子どもに言うことを聞かせたくて、大きな声で注意していませんか?洗足学園小学校・前校長が教える、子どもの心に届く<しつけ>の方法
文部科学省が実施した「令和2年度 家庭教育の総合的推進に関する調査研究」によると、子育ての悩みは「しつけの仕方が分からない」「生活習慣の乱れが不安」と回答した人が4割近く。そのようななか「親の価値観が、子どもの価値観の土台になる」と話すのは、学校法人洗足学園小学校前校長、現理事の吉田英也さん。今回は、吉田さんの初の著書『心を育てる中学受験-全員が中学受験する洗足学園小学校が大切にしていること』から、子どもの心を育てるヒントを一部ご紹介します。 【書影】名門小学校・前校長が明かす「人生の役に立つ」受験のすすめ。吉田英也『心を育てる中学受験-全員が中学受験する洗足学園小学校が大切にしていること』 * * * * * * * ◆親の価値観が、子どもの価値観の土台になる 中学高校から小学校に異動して、小学生はまだまだ家庭の影響が大きいことを実感しました。 中高生も家庭環境の影響は大きいのですが、親と少しずつ距離をとるようになり、親を客観的に眺め、上手な振る舞い方も身につけます。 一方で小学生は、親の価値観をそのまま備えていると言ってよいでしょう。 子どもはおかあさんが大好きですから、おかあさんが喜ぶことをしたがります。親はそこをもっと理解して、気をつけなければならないのです。 例えば、おかあさんが子どもの作った作品をいつも大事にしているのであれば、絵や作文、習字を嬉々としてプレゼントしてくれるでしょう。 おかあさんが噂好きであれば、子どもはおかあさんが喜ぶ噂話を流します。子どもなりにサービスして、やや「盛って」話すこともあるでしょう。おかあさんがうれしそうに聞いてくれるから話すのです。 おかあさんが試験の点数に敏感であれば、悪い点数をとった結果を隠すようになるか、できなかった言い訳を先に考えてしまうかもしれません。 このように価値観がつくられつつある小学生の時の母親の言動はその後のわが子の価値観にとてつもなく大きな影響をもたらすことを、ぜひ忘れないでいただきたいと思います。

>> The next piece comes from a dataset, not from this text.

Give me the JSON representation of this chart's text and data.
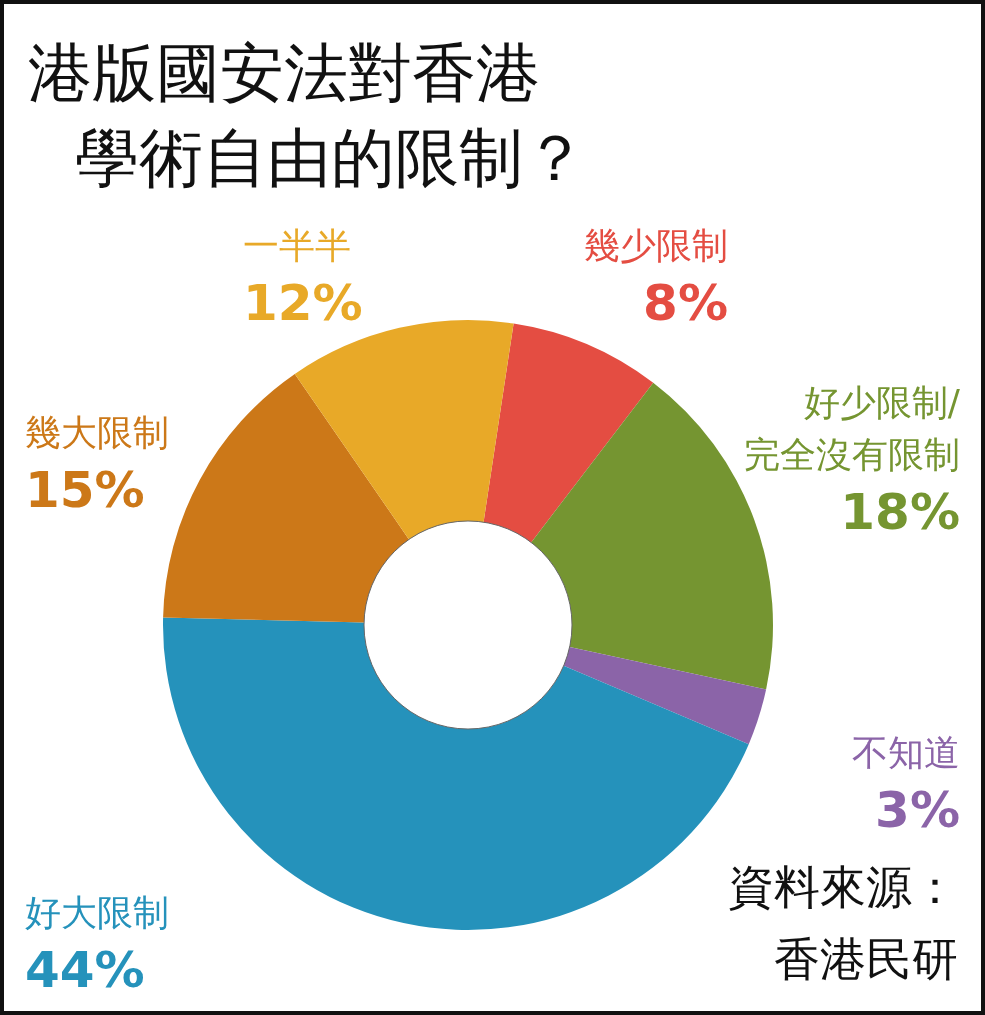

◆しつけとは、良い習慣をつけること 毎日、子育てをしている中では、ついつい小言が多くなります。親は子どもが社会に出たときに、きちんと周りと協調してやっていけるように、しつけなければならないと強く思っているからです。 しつけはもちろん必要です。幼少期に基本的生活習慣をしっかり身につけさせることは何よりも大切だと考えます。 良い習慣をつけるか悪い習慣をつけるかで、人間は全く変わってしまいますが、まさに良い習慣をつけることがしつけであり、教育なのです。 良い習慣とは、毎晩決まった時間に寝て、毎朝決まった時間に起きる。いただきます、ごちそうさま、ありがとうをきちんと言う。本をよく読む。遊んだものを片付ける。きれいなものをきれいだと認める。家族で同じものを見て同じ話題で話をするといったことです。 これはすべてあたりまえのことばかりです。 言い換えれば、日々、淡々と同じペースで動くことができる、つまり、基本的な生活のスタイルをきちんと確立しているということでもあります。 あたりまえのことは、わかっているけれど、それを淡々とどんな状況でも続ける、習慣化するのが、大変難しいのです。 それでも、毎日、やるべきことをお互いにやってみてください。 この「お互いに」ということが大切です。一方的に子どもに負担を強いるのではなく、親子がお互いに決まり事を淡々とこなすのです。 子どもに宿題をやらせるのであれば、おかあさんはごはんを作る、子どもが部屋を片付けるときにリビングの掃除をする、というように。